Each cluster was compared to individuals without any risk factor (reference group). CIMT, mean common carotid intima media thickness. BP, elevated blood pressure; OW, overweight; TC, elevated total cholesterol; smoking, current smoking.For most of the risk factors, the sum of the individual risk factor differences was smaller than the observed mean difference for the cluster in the overall analyses. For example, the mean difference in common CIMT for the blood pressure—smoking cluster was 0.077 mm, whereas the sum of the individual risk factors was 0.053 (i.e., 0.031 + 0.022). A similar finding was found for the smoking-blood pressure- overweight cluster. This observation suggests synergetic effects of risk factors on CIMT.

https://doi.org/10.1371/journal.pone.0173393.g003

Discussion

This study with 59,025 individuals found that clusters of modifiable risk factors act on common CIMT in a graded manner, in both men and women and across race-ethnic groups. The arterial wall thickness of people with multiple risk factors was generally higher than the sum of the parts, indicative of synergetic effects. Clusters including elevated blood pressure contributed most to the extent of atherosclerosis as measured with common CIMT.

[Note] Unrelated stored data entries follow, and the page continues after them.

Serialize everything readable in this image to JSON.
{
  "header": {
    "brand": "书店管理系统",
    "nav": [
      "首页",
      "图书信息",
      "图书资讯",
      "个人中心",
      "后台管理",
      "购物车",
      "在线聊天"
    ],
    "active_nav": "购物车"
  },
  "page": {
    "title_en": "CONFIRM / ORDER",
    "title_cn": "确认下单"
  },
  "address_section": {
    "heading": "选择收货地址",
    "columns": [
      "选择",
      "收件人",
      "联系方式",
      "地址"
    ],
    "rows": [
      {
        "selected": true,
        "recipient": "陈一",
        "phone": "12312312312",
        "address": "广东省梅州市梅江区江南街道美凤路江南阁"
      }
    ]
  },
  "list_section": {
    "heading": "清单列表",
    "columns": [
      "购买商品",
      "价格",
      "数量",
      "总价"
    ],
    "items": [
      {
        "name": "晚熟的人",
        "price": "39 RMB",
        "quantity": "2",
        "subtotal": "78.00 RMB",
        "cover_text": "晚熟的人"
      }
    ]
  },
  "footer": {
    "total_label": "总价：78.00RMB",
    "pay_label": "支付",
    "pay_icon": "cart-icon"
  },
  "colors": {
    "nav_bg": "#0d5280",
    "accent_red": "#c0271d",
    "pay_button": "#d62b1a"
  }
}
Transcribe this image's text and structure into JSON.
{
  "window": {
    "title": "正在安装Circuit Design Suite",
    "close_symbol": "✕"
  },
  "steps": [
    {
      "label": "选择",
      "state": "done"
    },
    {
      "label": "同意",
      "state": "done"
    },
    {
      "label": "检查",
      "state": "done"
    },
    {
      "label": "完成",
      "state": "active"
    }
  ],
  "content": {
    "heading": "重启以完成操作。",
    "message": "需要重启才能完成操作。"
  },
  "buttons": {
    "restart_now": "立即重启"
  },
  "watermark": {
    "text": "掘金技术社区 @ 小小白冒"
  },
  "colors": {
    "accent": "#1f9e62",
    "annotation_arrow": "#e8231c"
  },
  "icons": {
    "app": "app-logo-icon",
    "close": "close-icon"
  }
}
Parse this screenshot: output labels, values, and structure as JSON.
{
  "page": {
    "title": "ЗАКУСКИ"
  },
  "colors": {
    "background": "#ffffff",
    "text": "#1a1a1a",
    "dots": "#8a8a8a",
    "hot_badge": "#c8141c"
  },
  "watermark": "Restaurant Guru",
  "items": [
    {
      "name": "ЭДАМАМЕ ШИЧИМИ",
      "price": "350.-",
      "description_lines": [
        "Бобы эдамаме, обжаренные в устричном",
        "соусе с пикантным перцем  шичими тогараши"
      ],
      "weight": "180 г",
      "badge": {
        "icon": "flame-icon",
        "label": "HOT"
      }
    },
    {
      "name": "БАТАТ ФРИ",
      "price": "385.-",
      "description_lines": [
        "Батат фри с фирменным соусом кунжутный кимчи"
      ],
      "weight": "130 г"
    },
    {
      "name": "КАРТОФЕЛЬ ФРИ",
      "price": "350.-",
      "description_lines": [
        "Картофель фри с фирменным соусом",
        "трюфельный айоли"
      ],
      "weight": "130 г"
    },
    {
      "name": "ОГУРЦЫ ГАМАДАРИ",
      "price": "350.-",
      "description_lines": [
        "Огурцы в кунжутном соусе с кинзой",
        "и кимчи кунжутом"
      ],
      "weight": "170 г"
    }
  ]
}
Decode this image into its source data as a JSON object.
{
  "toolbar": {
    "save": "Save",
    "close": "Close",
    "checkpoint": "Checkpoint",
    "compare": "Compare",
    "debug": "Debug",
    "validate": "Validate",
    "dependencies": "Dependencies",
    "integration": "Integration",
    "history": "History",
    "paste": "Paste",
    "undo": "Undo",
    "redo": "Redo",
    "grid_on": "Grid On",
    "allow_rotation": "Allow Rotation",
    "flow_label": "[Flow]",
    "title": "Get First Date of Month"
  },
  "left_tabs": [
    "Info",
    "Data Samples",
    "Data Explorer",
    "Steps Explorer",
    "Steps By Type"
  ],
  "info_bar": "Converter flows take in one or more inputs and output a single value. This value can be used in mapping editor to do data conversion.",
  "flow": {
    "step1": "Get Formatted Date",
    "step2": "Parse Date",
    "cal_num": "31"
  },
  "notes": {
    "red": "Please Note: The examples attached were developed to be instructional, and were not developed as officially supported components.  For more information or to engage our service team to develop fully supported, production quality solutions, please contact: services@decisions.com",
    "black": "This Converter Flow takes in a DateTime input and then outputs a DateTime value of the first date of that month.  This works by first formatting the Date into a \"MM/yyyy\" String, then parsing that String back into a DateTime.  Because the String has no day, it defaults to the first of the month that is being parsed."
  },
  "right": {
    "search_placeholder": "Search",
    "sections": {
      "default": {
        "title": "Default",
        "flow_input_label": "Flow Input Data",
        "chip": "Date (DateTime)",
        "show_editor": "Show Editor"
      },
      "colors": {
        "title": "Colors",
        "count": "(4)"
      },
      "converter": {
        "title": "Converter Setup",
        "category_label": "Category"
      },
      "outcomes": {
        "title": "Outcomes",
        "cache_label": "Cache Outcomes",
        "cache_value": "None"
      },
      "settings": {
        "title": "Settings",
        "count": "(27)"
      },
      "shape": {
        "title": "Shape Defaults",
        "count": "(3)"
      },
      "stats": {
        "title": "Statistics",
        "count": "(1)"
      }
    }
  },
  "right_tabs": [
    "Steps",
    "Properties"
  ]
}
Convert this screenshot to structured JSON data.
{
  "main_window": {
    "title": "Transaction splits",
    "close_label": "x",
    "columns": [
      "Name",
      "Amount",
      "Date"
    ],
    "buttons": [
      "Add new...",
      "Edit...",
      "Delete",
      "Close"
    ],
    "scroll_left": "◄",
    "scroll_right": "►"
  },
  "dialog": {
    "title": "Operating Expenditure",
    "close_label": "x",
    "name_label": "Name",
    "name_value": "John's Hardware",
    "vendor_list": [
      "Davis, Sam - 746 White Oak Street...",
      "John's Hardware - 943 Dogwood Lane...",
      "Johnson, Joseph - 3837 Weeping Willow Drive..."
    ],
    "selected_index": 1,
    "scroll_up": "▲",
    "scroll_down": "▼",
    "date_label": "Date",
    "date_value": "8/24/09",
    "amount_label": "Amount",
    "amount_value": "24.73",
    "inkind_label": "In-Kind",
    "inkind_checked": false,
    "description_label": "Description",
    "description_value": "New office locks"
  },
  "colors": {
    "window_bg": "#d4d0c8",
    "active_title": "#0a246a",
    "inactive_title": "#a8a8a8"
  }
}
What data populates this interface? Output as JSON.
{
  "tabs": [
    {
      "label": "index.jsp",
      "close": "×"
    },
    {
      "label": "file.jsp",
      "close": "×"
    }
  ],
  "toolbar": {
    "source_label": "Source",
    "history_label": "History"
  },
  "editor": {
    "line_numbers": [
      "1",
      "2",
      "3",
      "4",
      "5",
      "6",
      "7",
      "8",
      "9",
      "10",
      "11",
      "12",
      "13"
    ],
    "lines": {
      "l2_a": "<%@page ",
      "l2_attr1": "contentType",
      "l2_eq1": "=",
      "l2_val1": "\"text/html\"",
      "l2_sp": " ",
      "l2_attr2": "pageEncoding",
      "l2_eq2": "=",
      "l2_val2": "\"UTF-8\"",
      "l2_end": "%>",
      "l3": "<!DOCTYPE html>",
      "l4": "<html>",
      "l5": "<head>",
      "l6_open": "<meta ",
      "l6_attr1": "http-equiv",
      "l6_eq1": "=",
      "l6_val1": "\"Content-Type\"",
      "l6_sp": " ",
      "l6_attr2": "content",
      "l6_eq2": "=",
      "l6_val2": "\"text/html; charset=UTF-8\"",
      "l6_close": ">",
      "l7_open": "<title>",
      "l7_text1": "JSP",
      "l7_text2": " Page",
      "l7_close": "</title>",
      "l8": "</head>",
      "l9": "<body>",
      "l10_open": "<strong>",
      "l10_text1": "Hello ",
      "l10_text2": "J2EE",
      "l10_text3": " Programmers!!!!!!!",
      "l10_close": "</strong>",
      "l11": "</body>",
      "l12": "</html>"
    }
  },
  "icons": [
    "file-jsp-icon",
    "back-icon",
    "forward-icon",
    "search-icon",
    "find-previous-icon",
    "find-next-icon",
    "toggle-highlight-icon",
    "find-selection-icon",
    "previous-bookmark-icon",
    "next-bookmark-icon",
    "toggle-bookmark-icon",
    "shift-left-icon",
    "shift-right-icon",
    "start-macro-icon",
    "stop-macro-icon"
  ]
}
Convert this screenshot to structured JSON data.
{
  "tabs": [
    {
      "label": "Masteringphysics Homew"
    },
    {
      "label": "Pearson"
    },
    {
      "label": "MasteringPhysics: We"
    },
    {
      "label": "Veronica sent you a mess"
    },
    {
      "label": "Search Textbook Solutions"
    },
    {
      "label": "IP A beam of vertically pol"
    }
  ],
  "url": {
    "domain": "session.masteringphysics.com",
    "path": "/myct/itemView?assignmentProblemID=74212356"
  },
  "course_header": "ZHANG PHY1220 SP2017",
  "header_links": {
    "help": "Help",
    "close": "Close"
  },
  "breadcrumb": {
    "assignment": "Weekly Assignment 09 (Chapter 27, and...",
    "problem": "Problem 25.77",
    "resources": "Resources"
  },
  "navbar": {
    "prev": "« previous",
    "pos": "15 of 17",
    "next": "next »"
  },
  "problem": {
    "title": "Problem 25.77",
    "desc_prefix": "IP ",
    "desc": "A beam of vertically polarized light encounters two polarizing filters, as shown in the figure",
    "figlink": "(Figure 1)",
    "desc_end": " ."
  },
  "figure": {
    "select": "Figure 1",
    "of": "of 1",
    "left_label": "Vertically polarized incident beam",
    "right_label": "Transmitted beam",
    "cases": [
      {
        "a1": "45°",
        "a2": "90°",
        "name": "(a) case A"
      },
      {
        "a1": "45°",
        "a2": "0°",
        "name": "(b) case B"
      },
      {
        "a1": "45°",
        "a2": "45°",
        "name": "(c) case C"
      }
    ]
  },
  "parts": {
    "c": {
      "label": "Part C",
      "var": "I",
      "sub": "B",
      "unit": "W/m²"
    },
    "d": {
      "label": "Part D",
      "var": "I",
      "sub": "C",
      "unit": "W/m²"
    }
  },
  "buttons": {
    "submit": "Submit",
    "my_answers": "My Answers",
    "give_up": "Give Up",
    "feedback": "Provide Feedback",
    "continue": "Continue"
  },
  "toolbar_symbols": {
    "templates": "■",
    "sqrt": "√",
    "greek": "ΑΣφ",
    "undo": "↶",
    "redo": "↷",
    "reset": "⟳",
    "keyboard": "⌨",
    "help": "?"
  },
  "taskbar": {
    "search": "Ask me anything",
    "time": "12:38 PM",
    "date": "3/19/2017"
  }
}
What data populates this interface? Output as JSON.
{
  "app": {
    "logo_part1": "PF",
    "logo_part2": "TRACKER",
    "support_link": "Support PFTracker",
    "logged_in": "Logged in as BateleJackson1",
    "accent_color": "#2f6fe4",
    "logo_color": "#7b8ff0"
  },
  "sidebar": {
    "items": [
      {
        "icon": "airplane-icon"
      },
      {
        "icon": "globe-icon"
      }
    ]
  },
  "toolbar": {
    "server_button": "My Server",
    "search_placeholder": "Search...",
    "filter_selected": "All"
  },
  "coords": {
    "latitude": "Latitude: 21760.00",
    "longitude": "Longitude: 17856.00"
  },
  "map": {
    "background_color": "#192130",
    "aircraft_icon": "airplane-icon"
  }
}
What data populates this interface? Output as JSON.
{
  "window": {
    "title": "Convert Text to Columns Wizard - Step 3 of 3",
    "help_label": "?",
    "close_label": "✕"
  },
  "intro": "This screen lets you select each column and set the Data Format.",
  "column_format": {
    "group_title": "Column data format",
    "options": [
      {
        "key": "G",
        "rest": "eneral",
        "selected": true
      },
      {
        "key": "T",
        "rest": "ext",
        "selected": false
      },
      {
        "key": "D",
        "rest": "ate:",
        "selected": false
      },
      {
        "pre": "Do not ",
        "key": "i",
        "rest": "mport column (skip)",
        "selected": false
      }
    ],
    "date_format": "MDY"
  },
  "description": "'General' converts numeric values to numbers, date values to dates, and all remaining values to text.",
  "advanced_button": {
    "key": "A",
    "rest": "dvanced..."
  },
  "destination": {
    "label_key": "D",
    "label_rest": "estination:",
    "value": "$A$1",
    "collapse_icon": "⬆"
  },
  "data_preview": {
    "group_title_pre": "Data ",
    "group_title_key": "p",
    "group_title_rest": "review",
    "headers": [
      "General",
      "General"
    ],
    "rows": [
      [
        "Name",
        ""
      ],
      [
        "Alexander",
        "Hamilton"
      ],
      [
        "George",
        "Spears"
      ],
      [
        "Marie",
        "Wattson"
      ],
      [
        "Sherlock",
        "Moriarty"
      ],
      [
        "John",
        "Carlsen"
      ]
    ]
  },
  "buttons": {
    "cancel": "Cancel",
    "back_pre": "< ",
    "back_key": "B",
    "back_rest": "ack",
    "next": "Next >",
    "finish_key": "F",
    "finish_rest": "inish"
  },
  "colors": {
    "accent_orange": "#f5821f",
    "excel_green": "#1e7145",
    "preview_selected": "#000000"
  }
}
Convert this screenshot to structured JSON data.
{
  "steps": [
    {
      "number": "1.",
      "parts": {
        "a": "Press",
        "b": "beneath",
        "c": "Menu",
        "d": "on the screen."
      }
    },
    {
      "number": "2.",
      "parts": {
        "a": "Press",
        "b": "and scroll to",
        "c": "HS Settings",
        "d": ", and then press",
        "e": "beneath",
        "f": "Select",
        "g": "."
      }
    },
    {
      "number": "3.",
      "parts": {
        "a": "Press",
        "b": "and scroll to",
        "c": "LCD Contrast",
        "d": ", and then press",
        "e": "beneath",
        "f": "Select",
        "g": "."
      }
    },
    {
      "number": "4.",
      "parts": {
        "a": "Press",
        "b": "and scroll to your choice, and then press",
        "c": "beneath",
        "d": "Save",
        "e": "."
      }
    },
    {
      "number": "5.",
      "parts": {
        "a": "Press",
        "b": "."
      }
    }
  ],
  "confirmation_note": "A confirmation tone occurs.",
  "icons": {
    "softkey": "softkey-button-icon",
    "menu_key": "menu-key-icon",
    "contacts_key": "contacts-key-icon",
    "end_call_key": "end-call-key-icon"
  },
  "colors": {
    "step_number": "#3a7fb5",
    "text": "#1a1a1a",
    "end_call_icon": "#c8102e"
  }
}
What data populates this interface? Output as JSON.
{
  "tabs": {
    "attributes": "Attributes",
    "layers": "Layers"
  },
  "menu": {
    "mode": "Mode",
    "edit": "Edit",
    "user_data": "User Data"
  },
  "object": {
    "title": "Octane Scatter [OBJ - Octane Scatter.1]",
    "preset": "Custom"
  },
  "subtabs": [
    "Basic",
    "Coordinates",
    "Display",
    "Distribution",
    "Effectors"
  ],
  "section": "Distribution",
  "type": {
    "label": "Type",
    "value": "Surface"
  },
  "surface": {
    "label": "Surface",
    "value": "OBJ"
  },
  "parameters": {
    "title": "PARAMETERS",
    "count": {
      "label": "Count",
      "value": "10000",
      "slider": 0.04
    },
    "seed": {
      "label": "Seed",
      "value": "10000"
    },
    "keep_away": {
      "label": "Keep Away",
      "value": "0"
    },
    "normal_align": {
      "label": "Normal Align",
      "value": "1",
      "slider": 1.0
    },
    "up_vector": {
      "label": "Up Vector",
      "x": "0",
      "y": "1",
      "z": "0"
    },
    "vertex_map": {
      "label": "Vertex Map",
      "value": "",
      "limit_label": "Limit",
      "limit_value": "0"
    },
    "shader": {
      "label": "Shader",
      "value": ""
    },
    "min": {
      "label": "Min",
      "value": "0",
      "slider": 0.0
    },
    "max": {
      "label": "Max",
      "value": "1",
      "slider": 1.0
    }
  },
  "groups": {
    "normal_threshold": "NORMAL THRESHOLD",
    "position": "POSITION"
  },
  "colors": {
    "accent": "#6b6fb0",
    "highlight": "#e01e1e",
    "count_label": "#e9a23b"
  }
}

Various national and international cardiovascular risk factor management guidelines promote assessment of absolute event risk based on a set of risk factors, and the absolute risk estimate drives the initiation of preventive therapy [2830]. We expand that evidence base by showing the relevance of single and combined risk factor information with respect the extent of presence of atherosclerosis, i.e., the higher the CIMT value, the more extensive the atherosclerosis elsewhere in the arterial system [31,32]. Our study is in line with numerous population-based and hospital based studies which have shown graded relations between elevated levels of single modifiable risk factors and increased CIMT [33]. We have shown a graded relation when the burden of several risk factors increases, a finding similar for men as for women and similar across race-ethnic groups. Studies that addressed clustering of risk factors almost exclusively looked into the aspects of the metabolic syndrome, and showed increased CIMT within those with a metabolic syndrome. In contrast, we showed that some clusters have a more adverse effect on the development of atherosclerosis than others. Confirmation of the relation of several clusters with clinical events in this sense may be of great relevance to CVD prognosis.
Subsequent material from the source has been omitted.